Masha Hamilton’s What Changes Everything

HamiltonThe plot of Masha Hamilton’s novel What Changes Everything contains many threads, the most important being the kidnapping of Todd Barbery, the head of a refugee relief organization in Afghanistan, by Afghan opportunists seeking to barter his life with whoever might pay the most for it. Todd’s wife Clarissa, a New York City college professor, refuses requests by the US government intermediaries to use force to rescue Todd and instead relies on Todd’s Afghan assistant Amin to obtain her husband’s relief. As Clarissa waits, she meets Danil, a Brooklyn graffiti artist whose brother has been killed in a friendly-fire incident while serving as a soldier in Afghanistan that the military tries to efface. Danil commiserates with Clarissa and advises her to retain faith in Amin, who eventually succeeds in effecting Todd’s release through his cultural and negotiating savvy.

In telling this story What Changes Everything begins to complicate understanding of what war in Afghanistan and novels about war in Afghanistan entail. Hamilton, who has served in Afghanistan as a cultural advisor to the US high command, eschews portraits of troops and battle and instead offers a compelling story about how war ensnares a wide range of characters other than those in uniform. These include Afghan noncombatants, American aid officials, and American family members touched by the war’s destruction. Besides Todd, Clarissa, Amin, and Danil, major characters include Danil’s mother Stela, who writes grief-stricken letters to politicians and celebrities seeking understanding of her son’s death and others to Danil that Danil refuses to even open, and Mandy, the mother of a young soldier injured in Afghanistan, who flies to Kabul in a Quixotic effort to lend her training as a nurse to war-stricken Afghans. Though the novel is short, several minor characters also figure so prominently that they might well be considered major: Todd’s daughter Ruby disagrees with her stepmother Clarissa’s decision to trust Amin, and Mandy encounters first a mercenary operator who knew her son well and then Zashfelt, a mysterious Afghan woman implicated first in Todd’s capture and then his release.

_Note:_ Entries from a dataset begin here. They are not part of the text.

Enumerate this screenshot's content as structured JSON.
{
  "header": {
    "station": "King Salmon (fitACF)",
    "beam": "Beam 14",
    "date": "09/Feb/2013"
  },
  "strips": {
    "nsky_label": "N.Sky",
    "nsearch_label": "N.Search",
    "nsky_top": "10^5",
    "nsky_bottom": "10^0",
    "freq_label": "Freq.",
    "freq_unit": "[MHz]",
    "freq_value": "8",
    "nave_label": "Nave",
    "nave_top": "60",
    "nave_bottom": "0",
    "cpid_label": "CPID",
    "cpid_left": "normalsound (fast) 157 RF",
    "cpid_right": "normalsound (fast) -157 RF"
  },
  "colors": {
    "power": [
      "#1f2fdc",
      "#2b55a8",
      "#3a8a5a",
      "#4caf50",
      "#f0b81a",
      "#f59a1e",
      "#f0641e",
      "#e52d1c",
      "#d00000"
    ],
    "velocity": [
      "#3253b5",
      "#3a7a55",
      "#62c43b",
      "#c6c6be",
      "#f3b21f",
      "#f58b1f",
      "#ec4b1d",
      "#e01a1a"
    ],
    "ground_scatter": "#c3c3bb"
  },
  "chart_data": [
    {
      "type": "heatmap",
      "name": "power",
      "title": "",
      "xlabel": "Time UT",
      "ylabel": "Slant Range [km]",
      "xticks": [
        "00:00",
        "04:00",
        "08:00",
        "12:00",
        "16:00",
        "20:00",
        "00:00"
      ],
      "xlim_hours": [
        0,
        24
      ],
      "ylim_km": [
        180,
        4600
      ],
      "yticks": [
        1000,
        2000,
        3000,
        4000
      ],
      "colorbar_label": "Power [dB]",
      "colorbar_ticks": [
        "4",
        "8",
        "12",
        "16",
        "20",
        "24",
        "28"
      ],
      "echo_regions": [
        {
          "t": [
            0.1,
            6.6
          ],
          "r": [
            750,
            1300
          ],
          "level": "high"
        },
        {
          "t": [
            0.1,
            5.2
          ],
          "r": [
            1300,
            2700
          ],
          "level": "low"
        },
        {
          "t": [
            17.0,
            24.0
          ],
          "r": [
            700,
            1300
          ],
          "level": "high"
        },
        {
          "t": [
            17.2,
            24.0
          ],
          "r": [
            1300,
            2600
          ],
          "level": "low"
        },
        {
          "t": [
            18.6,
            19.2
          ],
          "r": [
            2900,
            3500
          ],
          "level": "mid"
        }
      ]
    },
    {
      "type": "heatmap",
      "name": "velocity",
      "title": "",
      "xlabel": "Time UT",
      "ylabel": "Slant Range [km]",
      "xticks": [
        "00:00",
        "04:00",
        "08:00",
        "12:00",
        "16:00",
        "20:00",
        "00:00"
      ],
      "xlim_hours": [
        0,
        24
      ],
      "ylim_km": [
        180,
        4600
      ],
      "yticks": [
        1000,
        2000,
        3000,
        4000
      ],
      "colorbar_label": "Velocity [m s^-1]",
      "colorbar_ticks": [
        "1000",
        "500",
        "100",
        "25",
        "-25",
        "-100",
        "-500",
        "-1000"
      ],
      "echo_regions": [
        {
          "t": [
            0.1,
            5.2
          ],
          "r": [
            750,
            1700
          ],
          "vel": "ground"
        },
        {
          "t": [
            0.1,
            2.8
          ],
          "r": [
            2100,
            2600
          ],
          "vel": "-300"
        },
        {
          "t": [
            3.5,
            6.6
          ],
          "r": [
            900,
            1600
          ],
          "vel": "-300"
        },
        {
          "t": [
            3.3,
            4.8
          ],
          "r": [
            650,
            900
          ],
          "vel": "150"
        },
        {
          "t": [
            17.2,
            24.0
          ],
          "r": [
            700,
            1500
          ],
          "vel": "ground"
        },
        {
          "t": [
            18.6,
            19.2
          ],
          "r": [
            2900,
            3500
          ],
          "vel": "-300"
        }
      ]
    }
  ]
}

As if that all weren’t enough, Hamilton also includes imaginary letters written by Afghanistan’s last pre-Taliban president, Mohammad Najibullah, to his daughters in the days just prior to his murder at the hands of the Taliban in 1996. The imagined letters serve the plot in that they tell us that Amin as a young man had missed a chance to save Najibullah’s life, which now makes him determined to save Todd’s. But they also remind us of Afghanistan’s history, good and bad, pre-2001. Najibullah was not a saint—he was head of Afghanistan’s secret police under the Russians—but he comes across beautifully in the letters. In contrast to the spasmodic pleas for help written by Stela and the cluttered and confused thoughts of the other American characters, Najibullah’s letters portray a man who is absolutely composed, intelligent, cultured, full of affection for his daughters, gifted with words, and proud of his achievements as head of a country he loves.

Hamilton keeps all of this together very well. Clarissa’s skeptical resistance to military action pays off and in so doing dramatizes What Changes Everything’s most trenchant theme: the US military, addicted to violence and incapable of subtlety, would do well to pay more attention to what vastly more experienced and wiser Afghans try to tell them. I didn’t like the novel’s early scenes that show Mandy arriving on her solo mission to Kabul without sponsorship or much preparation at all, but subsequent events confirm that Hamilton intends to portray her as a bit of a self-important fool. Todd Barbery is even more of a self-important fool, and he has only himself to blame for the trouble he gets into. Hamilton’s point seems to be that Americans, even or especially those eager to help Afghanistan, tend to be both oblivious and arrogant. Among many other problems, they are bad listeners and poor communicators, qualities at which Afghans such as Amin excel, their skills honed by endless struggle for survival. But Amin is not perfect, either, and the novel’s story of trial and growth is his, too, as we see him desperately trying to reap the lessons wrought by past failure to successfully negotiate Todd’s release.

Early in the book a scene in which Stela’s friend Yvette admonishes her, “You’ll do what you want in the end. But don’t do anything before tomorrow, Stela, promise me that much. We need to talk more, after you’ve found your tongue again.” Stela’s not ready to listen to Yvette, to Stela’s detriment, but later she will recognize the truth of her friend’s advice that communication is essential. Her plight is that of all What Changes Everything’s characters, and tips Hamilton’s hand. Obtaining freedom from murderous kidnappers is one thing, but learning to listen and trust, while slowing down enough to nourish family-and-friendship is what really matters, to answer the question implied by the novel’s title, when it comes to escaping the prison-house of self-absorption. And in contrast to stories about Afghanistan that portray American special operations daring-do or castigate a seemingly incorrigibly corrupt and backward Afghan society, What Changes Everything asks us to think that it is not like that at all.

Masha Hamilton, What Changes Everything. Unbridled Books, 2013.